Mata intended to ask the Board of Immigration Appeals (BIA), an administrative appellate body within the U.S. Department of Justice, to halt those proceedings. But his lawyers failed to file the appropriate paperwork, and the BIA dismissed his motion.

When the immigrant hired new attorneys and asked the Fifth Circuit Court of Appeals to overturn the BIA's decision, the appellate judges said that they lacked jurisdiction to do so. But in its 8-1 ruling, the U.S. Supreme Court disagreed, insisting that federal appellate courts do, in fact, have the authority to delay deadlines for petitioners seeking to reopen a deportation case based on ineffective counsel.

"Of course, the Court of Appeals may reach whatever conclusion it thinks best as to (the merits of Mata's case).

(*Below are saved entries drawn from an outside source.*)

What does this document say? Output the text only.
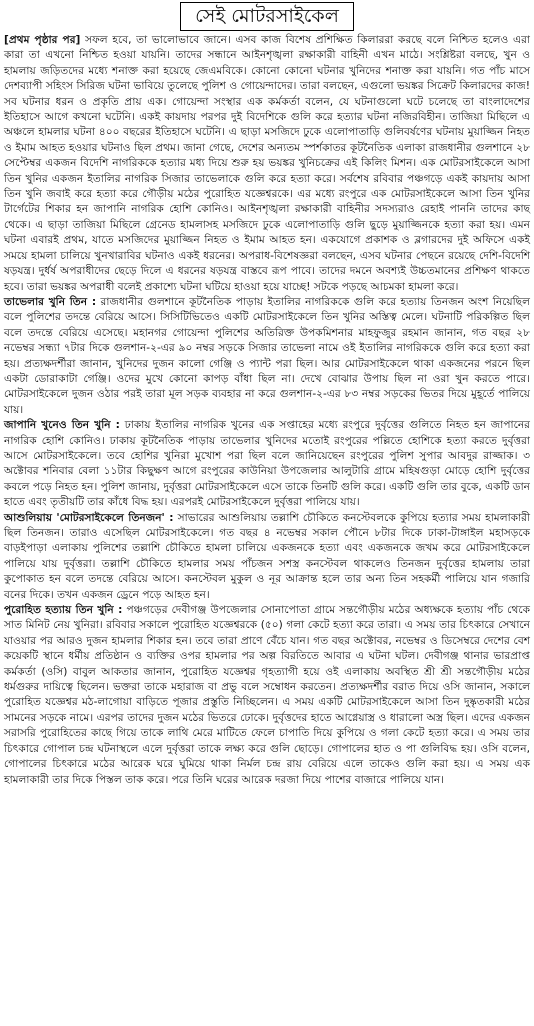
সেই মোটরসাইকেল

[প্রথম পৃষ্ঠার পর] সফল হবে, তা ভালোভাবে জানে। এসব কাজ বিশেষ প্রশিক্ষিত কিলাররা করছে বলে নিশ্চিত হলেও এরা কারা তা এখনো নিশ্চিত হওয়া যায়নি। তাদের সন্ধানে আইনশৃঙ্খলা রক্ষাকারী বাহিনী এখন মাঠে। সংশ্লিষ্টরা বলছে, খুন ও হামলায় জড়িতদের মধ্যে শনাক্ত করা হয়েছে জেএমবিকে। কোনো কোনো ঘটনার খুনিদের শনাক্ত করা যায়নি। গত পাঁচ মাসে দেশব্যাপী সহিংস সিরিজ ঘটনা ভাবিয়ে তুলেছে পুলিশ ও গোয়েন্দাদের। তারা বলছেন, এগুলো ভয়ঙ্কর সিক্রেট কিলারদের কাজ! সব ঘটনার ধরন ও প্রকৃতি প্রায় এক। গোয়েন্দা সংস্থার এক কর্মকর্তা বলেন, যে ঘটনাগুলো ঘটে চলেছে তা বাংলাদেশের ইতিহাসে আগে কখনো ঘটেনি। একই কায়দায় পরপর দুই বিদেশিকে গুলি করে হত্যার ঘটনা নজিরবিহীন। তাজিয়া মিছিলে এ অঞ্চলে হামলার ঘটনা ৪০০ বছরের ইতিহাসে ঘটেনি। এ ছাড়া মসজিদে ঢুকে এলোপাতাড়ি গুলিবর্ষণের ঘটনায় মুয়াজ্জিন নিহত ও ইমাম আহত হওয়ার ঘটনাও ছিল প্রথম। জানা গেছে, দেশের অন্যতম স্পর্শকাতর কূটনৈতিক এলাকা রাজধানীর গুলশানে ২৮ সেপ্টেম্বর একজন বিদেশি নাগরিককে হত্যার মধ্য দিয়ে শুরু হয় ভয়ঙ্কর খুনিচক্রের এই কিলিং মিশন। এক মোটরসাইকেলে আসা তিন খুনির একজন ইতালির নাগরিক সিজার তাভেলাকে গুলি করে হত্যা করে। সর্বশেষ রবিবার পঞ্চগড়ে একই কায়দায় আসা তিন খুনি জবাই করে হত্যা করে গৌড়ীয় মঠের পুরোহিত যজ্ঞেশ্বরকে। এর মধ্যে রংপুরে এক মোটরসাইকেলে আসা তিন খুনির টার্গেটের শিকার হন জাপানি নাগরিক হোশি কোনিও। আইনশৃঙ্খলা রক্ষাকারী বাহিনীর সদস্যরাও রেহাই পাননি তাদের কাছ থেকে। এ ছাড়া তাজিয়া মিছিলে গ্রেনেড হামলাসহ মসজিদে ঢুকে এলোপাতাড়ি গুলি ছুড়ে মুয়াজ্জিনকে হত্যা করা হয়। এমন ঘটনা এবারই প্রথম, যাতে মসজিদের মুয়াজ্জিন নিহত ও ইমাম আহত হন। একযোগে প্রকাশক ও ব্লগারদের দুই অফিসে একই সময়ে হামলা চালিয়ে খুনখারাবির ঘটনাও একই ধরনের। অপরাধ-বিশেষজ্ঞরা বলছেন, এসব ঘটনার পেছনে রয়েছে দেশি-বিদেশি ষড়যন্ত্র। দুর্ধর্ষ অপরাধীদের ছেড়ে দিলে এ ধরনের ষড়যন্ত্র বাস্তবে রূপ পাবে। তাদের দমনে অবশ্যই উচ্চতমানের প্রশিক্ষণ থাকতে হবে। তারা ভয়ঙ্কর অপরাধী বলেই প্রকাশ্যে ঘটনা ঘটিয়ে হাওয়া হয়ে যাচ্ছে! সটকে পড়ছে আচমকা হামলা করে।

তাভেলার খুনি তিন : রাজধানীর গুলশানে কূটনৈতিক পাড়ায় ইতালির নাগরিককে গুলি করে হত্যায় তিনজন অংশ নিয়েছিল বলে পুলিশের তদন্তে বেরিয়ে আসে। সিসিটিভিতেও একটি মোটরসাইকেলে তিন খুনির অস্তিত্ব মেলে। ঘটনাটি পরিকল্পিত ছিল বলে তদন্তে বেরিয়ে এসেছে। মহানগর গোয়েন্দা পুলিশের অতিরিক্ত উপকমিশনার মাহফুজুর রহমান জানান, গত বছর ২৮ নভেম্বর সন্ধ্যা ৭টার দিকে গুলশান-২-এর ৯০ নম্বর সড়কে সিজার তাভেলা নামে ওই ইতালির নাগরিককে গুলি করে হত্যা করা হয়। প্রত্যক্ষদর্শীরা জানান, খুনিদের দুজন কালো গেঞ্জি ও প্যান্ট পরা ছিল। আর মোটরসাইকেলে থাকা একজনের পরনে ছিল একটা ডোরাকাটা গেঞ্জি। ওদের মুখে কোনো কাপড় বাঁধা ছিল না। দেখে বোঝার উপায় ছিল না ওরা খুন করতে পারে। মোটরসাইকেলে দুজন ওঠার পরই তারা মূল সড়ক ব্যবহার না করে গুলশান-২-এর ৮৩ নম্বর সড়কের ভিতর দিয়ে মুহূর্তে পালিয়ে যায়।

জাপানি খুনেও তিন খুনি : ঢাকায় ইতালির নাগরিক খুনের এক সপ্তাহের মধ্যে রংপুরে দুর্বৃত্তের গুলিতে নিহত হন জাপানের নাগরিক হোশি কোনিও। ঢাকায় কূটনৈতিক পাড়ায় তাভেলার খুনিদের মতোই রংপুরের পল্লিতে হোশিকে হত্যা করতে দুর্বৃত্তরা আসে মোটরসাইকেলে। তবে হোশির খুনিরা মুখোশ পরা ছিল বলে জানিয়েছেন রংপুরের পুলিশ সুপার আবদুর রাজ্জাক। ৩ অক্টোবর শনিবার বেলা ১১টার কিছুক্ষণ আগে রংপুরের কাউনিয়া উপজেলার আলুটারি গ্রামে মহিষগুড়া মোড়ে হোশি দুর্বৃত্তের কবলে পড়ে নিহত হন। পুলিশ জানায়, দুর্বৃত্তরা মোটরসাইকেলে এসে তাকে তিনটি গুলি করে। একটি গুলি তার বুকে, একটি ডান হাতে এবং তৃতীয়টি তার কাঁধে বিদ্ধ হয়। এরপরই মোটরসাইকেলে দুর্বৃত্তরা পালিয়ে যায়।

আশুলিয়ায় 'মোটরসাইকেলে তিনজন' : সাভারের আশুলিয়ায় তল্লাশি চৌকিতে কনস্টেবলকে কুপিয়ে হত্যার সময় হামলাকারী ছিল তিনজন। তারাও এসেছিল মোটরসাইকেলে। গত বছর ৪ নভেম্বর সকাল পৌনে ৮টার দিকে ঢাকা-টাঙ্গাইল মহাসড়কে বাড়ইপাড়া এলাকায় পুলিশের তল্লাশি চৌকিতে হামলা চালিয়ে একজনকে হত্যা এবং একজনকে জখম করে মোটরসাইকেলে পালিয়ে যায় দুর্বৃত্তরা। তল্লাশি চৌকিতে হামলার সময় পাঁচজন সশস্ত্র কনস্টেবল থাকলেও তিনজন দুর্বৃত্তের হামলায় তারা কুপোকাত হন বলে তদন্তে বেরিয়ে আসে। কনস্টেবল মুকুল ও নূর আক্রান্ত হলে তার অন্য তিন সহকর্মী পালিয়ে যান গজারি বনের দিকে। তখন একজন ড্রেনে পড়ে আহত হন।

পুরোহিত হত্যায় তিন খুনি : পঞ্চগড়ের দেবীগঞ্জ উপজেলার সোনাপোতা গ্রামে সন্তগৌড়ীয় মঠের অধ্যক্ষকে হত্যায় পাঁচ থেকে সাত মিনিট নেয় খুনিরা। রবিবার সকালে পুরোহিত যজ্ঞেশ্বরকে (৫০) গলা কেটে হত্যা করে তারা। এ সময় তার চিৎকারে সেখানে যাওয়ার পর আরও দুজন হামলার শিকার হন। তবে তারা প্রাণে বেঁচে যান। গত বছর অক্টোবর, নভেম্বর ও ডিসেম্বরে দেশের বেশ কয়েকটি স্থানে ধর্মীয় প্রতিষ্ঠান ও ব্যক্তির ওপর হামলার পর অল্প বিরতিতে আবার এ ঘটনা ঘটল। দেবীগঞ্জ থানার ভারপ্রাপ্ত কর্মকর্তা (ওসি) বাবুল আকতার জানান, পুরোহিত যজ্ঞেশ্বর গৃহত্যাগী হয়ে ওই এলাকায় অবস্থিত শ্রী শ্রী সন্তগৌড়ীয় মঠের ধর্মগুরুর দায়িত্বে ছিলেন। ভক্তরা তাকে মহারাজ বা প্রভু বলে সম্বোধন করতেন। প্রত্যক্ষদর্শীর বরাত দিয়ে ওসি জানান, সকালে পুরোহিত যজ্ঞেশ্বর মঠ-লাগোয়া বাড়িতে পূজার প্রস্তুতি নিচ্ছিলেন। এ সময় একটি মোটরসাইকেলে আসা তিন দুষ্কৃতকারী মঠের সামনের সড়কে নামে। এরপর তাদের দুজন মঠের ভিতরে ঢোকে। দুর্বৃত্তদের হাতে আগ্নেয়াস্ত্র ও ধারালো অস্ত্র ছিল। এদের একজন সরাসরি পুরোহিতের কাছে গিয়ে তাকে লাথি মেরে মাটিতে ফেলে চাপাতি দিয়ে কুপিয়ে ও গলা কেটে হত্যা করে। এ সময় তার চিৎকারে গোপাল চন্দ্র ঘটনাস্থলে এলে দুর্বৃত্তরা তাকে লক্ষ্য করে গুলি ছোড়ে। গোপালের হাত ও পা গুলিবিদ্ধ হয়। ওসি বলেন, গোপালের চিৎকারে মঠের আরেক ঘরে ঘুমিয়ে থাকা নির্মল চন্দ্র রায় বেরিয়ে এলে তাকেও গুলি করা হয়। এ সময় এক হামলাকারী তার দিকে পিস্তল তাক করে। পরে তিনি ঘরের আরেক দরজা দিয়ে পাশের বাজারে পালিয়ে যান।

What the Fifth Circuit may not do is to wrap such a merits decision in jurisdictional garb," Kagan concluded.

Immigration attorney Kerry Bretz told NBC New York that the Supreme Court's decision could bolster due-process rights for vulnerable immigrants throughout the nation.

"If a non-citizen establishes that his lawyer messed up and the results could have been different, the case should be reopened," Bretz argued. "The BIA has a habit of applying its opinion...in all the circuit courts that have not addressed a particular issue. ... Sadly, the Fifth Circuit failed to do the right thing."